If it helps to understand my thought process, I'm an engineer, and the engineering thought process of breaking things down into discrete, measurable units can invade every aspect of your gaming if you let it. :)
 

NotAYakk

Legend
I think attributes should be around what kind of fictional character more than anything.

So for 4:

Brawn
Agility
Knowledge
Fate

Add in proficiency in skills and you can describe most of the D&D archetypes here.

Fate subsumes Charisma and some Wisdom, and adds in a bunch of extra baggage it isn't hard to hang mechanics on. (Ie, it isn't hard to justify HP or death saving throws coming from Fate.)

Knowledge is Intelligence and Wisdom, mediated by proficiency in different skills.

Agility is Dexterity, and some Strength.

Brawn is Constitution and most Strength.

Brawn: All Strength+Constitution unless mentioned otherwise.
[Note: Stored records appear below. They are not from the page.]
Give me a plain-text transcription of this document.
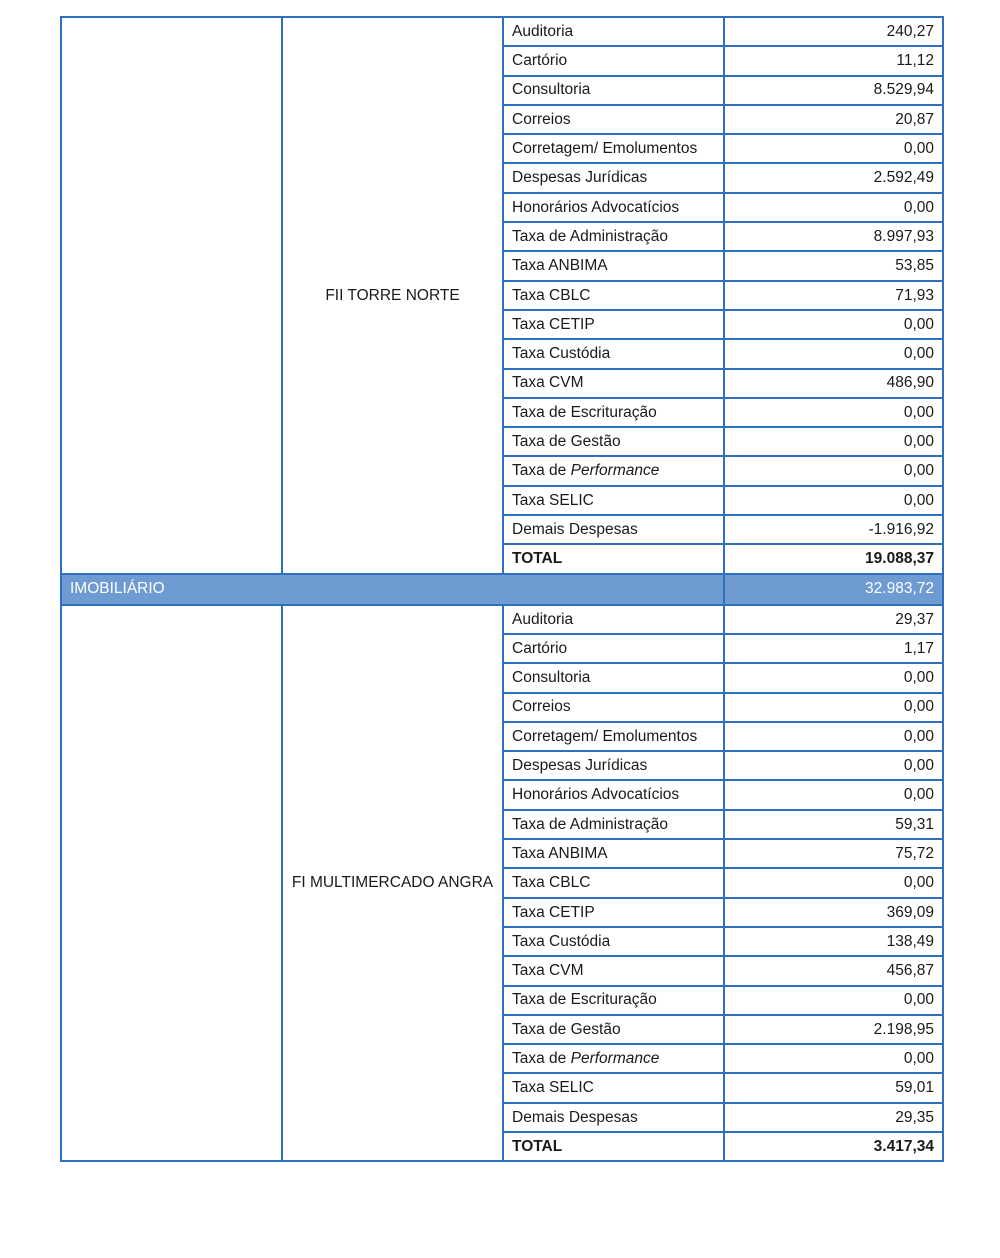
	FII TORRE NORTE	Auditoria	240,27
		Cartório	11,12
		Consultoria	8.529,94
		Correios	20,87
		Corretagem/ Emolumentos	0,00
		Despesas Jurídicas	2.592,49
		Honorários Advocatícios	0,00
		Taxa de Administração	8.997,93
		Taxa ANBIMA	53,85
		Taxa CBLC	71,93
		Taxa CETIP	0,00
		Taxa Custódia	0,00
		Taxa CVM	486,90
		Taxa de Escrituração	0,00
		Taxa de Gestão	0,00
		Taxa de Performance	0,00
		Taxa SELIC	0,00
		Demais Despesas	-1.916,92
		TOTAL	19.088,37
IMOBILIÁRIO			32.983,72
	FI MULTIMERCADO ANGRA	Auditoria	29,37
		Cartório	1,17
		Consultoria	0,00
		Correios	0,00
		Corretagem/ Emolumentos	0,00
		Despesas Jurídicas	0,00
		Honorários Advocatícios	0,00
		Taxa de Administração	59,31
		Taxa ANBIMA	75,72
		Taxa CBLC	0,00
		Taxa CETIP	369,09
		Taxa Custódia	138,49
		Taxa CVM	456,87
		Taxa de Escrituração	0,00
		Taxa de Gestão	2.198,95
		Taxa de Performance	0,00
		Taxa SELIC	59,01
		Demais Despesas	29,35
		TOTAL	3.417,34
Only adds to HP on odd levels.

Agility: All Dexterity, and for non-Heavy weapons can be used for your weapon attack (but not damage). Also used for some athletics stuff, like jumping distance and climb checks (agility also covers strength:mass ratio).

Knowledge: Almost every Wisdom and Intelligence skill. Many Wisdom saves. Casting attribute of EKs, Artificers, Warlocks, Wizards, Rangers and Druids.

Fate: Charisma saves, and many Wisdom saves. Death saving throws. Adds to HP on even levels. Other luck mechanics. "Casting" attribute of ATs, Monks, Sorcerers, Bards, Clerics and Paladins.